Indian cuisine comprises of a number of regional cuisines.  The diversity in soil type, climate, culture, ethnic group and occupations, these cuisines differ from each other mainly due to the use of locally available spices, herbs, vegetables and fruits. Indian food is also influenced by religious and cultural choices and traditions. 
Foreign invasions, trade relations and colonialism had introduced certain foods to the country like potato, chillies and breadfruit.    

For more recipes related to Seafood Seekh Kabab checkout Fish Cakes With Cucumber Relish.
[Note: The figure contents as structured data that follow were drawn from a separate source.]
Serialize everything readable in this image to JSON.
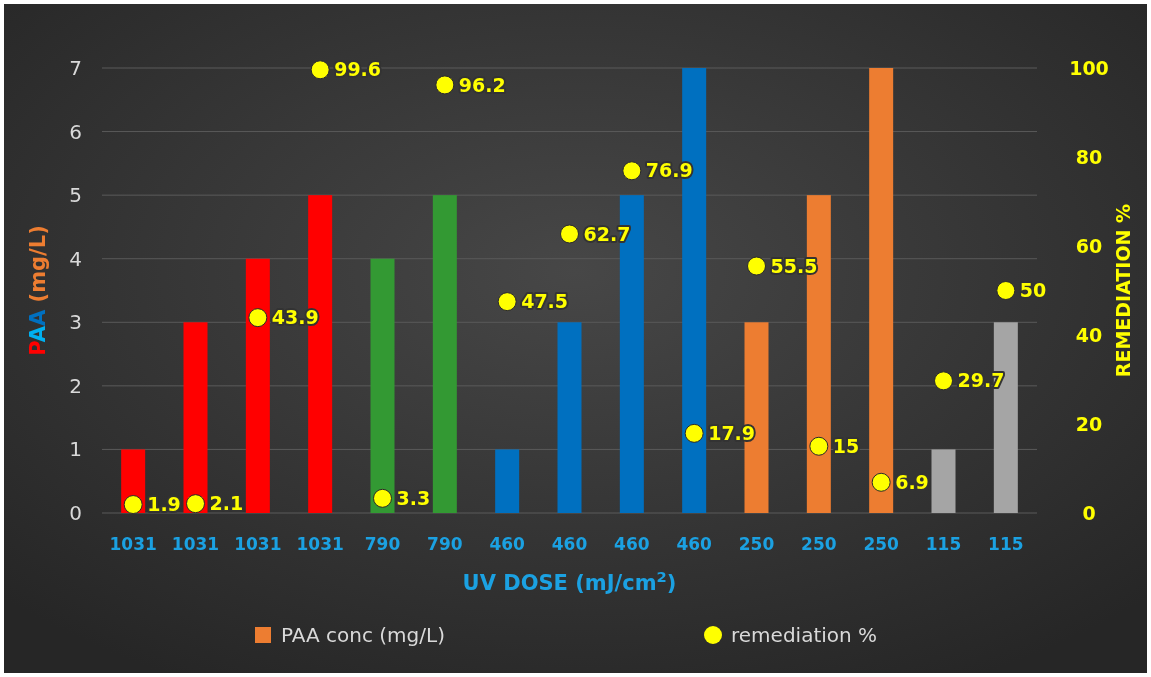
{
  "chart_data": {
    "type": "bar",
    "xlabel": "UV DOSE (mJ/cm$^{2}$)",
    "ylabel": "PAA (mg/L)",
    "y2label": "REMEDIATION %",
    "categories": [
      "1031",
      "1031",
      "1031",
      "1031",
      "790",
      "790",
      "460",
      "460",
      "460",
      "460",
      "250",
      "250",
      "250",
      "115",
      "115"
    ],
    "series": [
      {
        "name": "PAA conc (mg/L)",
        "color": "#ed7d31",
        "colors": [
          "#ff0000",
          "#ff0000",
          "#ff0000",
          "#ff0000",
          "#339933",
          "#339933",
          "#0070c0",
          "#0070c0",
          "#0070c0",
          "#0070c0",
          "#ed7d31",
          "#ed7d31",
          "#ed7d31",
          "#a5a5a5",
          "#a5a5a5"
        ],
        "values": [
          1,
          3,
          4,
          5,
          4,
          5,
          1,
          3,
          5,
          7,
          3,
          5,
          7,
          1,
          3
        ]
      },
      {
        "name": "remediation %",
        "type": "scatter",
        "axis": "y2",
        "color": "#ffff00",
        "values": [
          1.9,
          2.1,
          43.9,
          99.6,
          3.3,
          96.2,
          47.5,
          62.7,
          76.9,
          17.9,
          55.5,
          15,
          6.9,
          29.7,
          50
        ],
        "value_labels": [
          "1.9",
          "2.1",
          "43.9",
          "99.6",
          "3.3",
          "96.2",
          "47.5",
          "62.7",
          "76.9",
          "17.9",
          "55.5",
          "15",
          "6.9",
          "29.7",
          "50"
        ]
      }
    ],
    "ylim": [
      0,
      7
    ],
    "yticks": [
      0,
      1,
      2,
      3,
      4,
      5,
      6,
      7
    ],
    "y2lim": [
      0,
      100
    ],
    "y2ticks": [
      0,
      20,
      40,
      60,
      80,
      100
    ],
    "grid": "y",
    "legend": "bottom",
    "marker": "circle"
  }
}
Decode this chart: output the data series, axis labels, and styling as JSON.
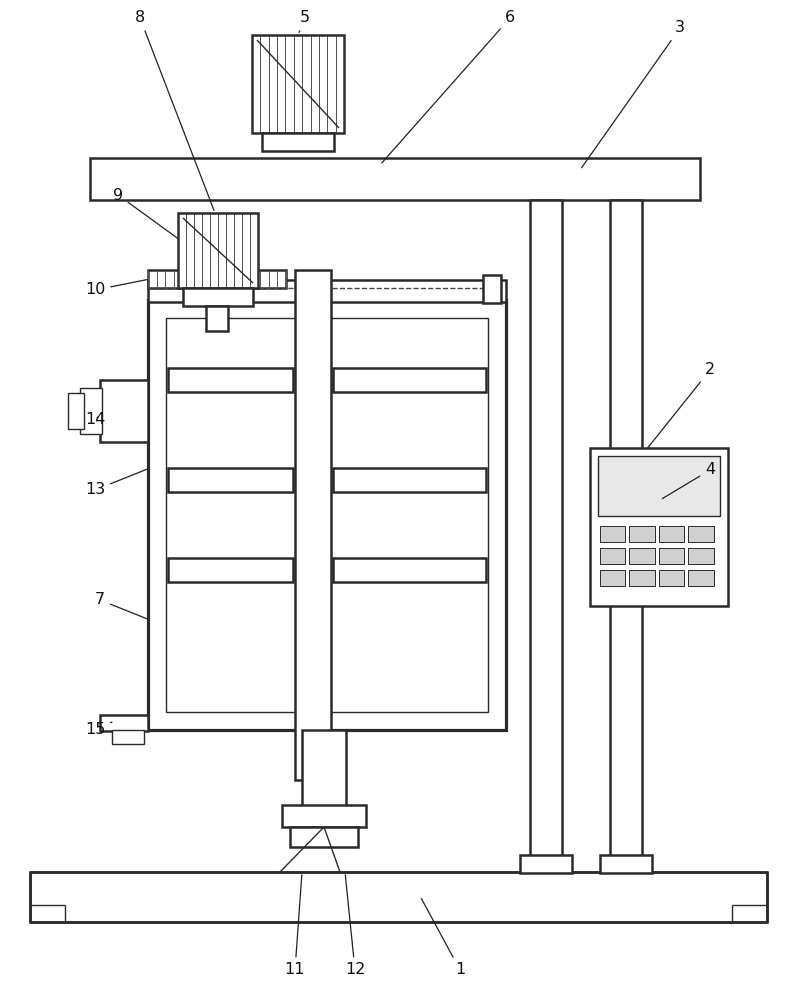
{
  "bg_color": "#ffffff",
  "lc": "#2a2a2a",
  "figsize": [
    7.97,
    10.0
  ],
  "dpi": 100
}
You can also find more Snacks and Starters recipes like Crispy Fried Schezwan Chicken, Churros, Kasoori Paneer Tikka, Stuffed Dahi Vada.

Prep Time : 16-20 minutes

Cook time : 6-10 minutes

Serve : 4

Level Of Cooking : Easy

Taste : Spicy

Ingredients for Seafood Seekh Kabab Recipe

  • White fish fillets minced 1 cup

  • Prawns (kolambi/jhinga) minced 1 cup

  • Onion chopped 1 medium

  • Fresh coriander leaves chopped 4 tablespo for garnishing

  • Green chillies finely chopped 2

  • Garlic cloves finely chopped 2-3

  • Ginger finely chopped 1 inch

  • Lemon juice 1 tablespoon

  • Salt to taste

  • Green cardamom powder 1 teaspoon

  • Garam masala powder 1 teaspoon

  • Oil 2-3 tablespoons

  • Butter for coating

  • Chaat masala 2 teaspoons

  • Onion rings to serve


Step 1

Mix together minced fish, minced prawns, onion, coriander leaves, green chillies, garlic, ginger, lemon juice, salt and cardamom powder in a bowl. Add garam masala powder and mix.

Step 2

Dampen your palms and spread some portion of the prepared mixture around two satay sticks. Press firmly and prepare the remaining in a similar way.

Step 3

Heat oil in a non-stick grill pan. Place the prepared seekh kababs and grill on medium heat, turning from time to time, till evenly cooked from all sides.

Step 4

Remove from heat and brush some butter on the kababs.

Step 5

Sprinkle chaat masala on top, garnish with coriander leaves and serve hot with onion rings.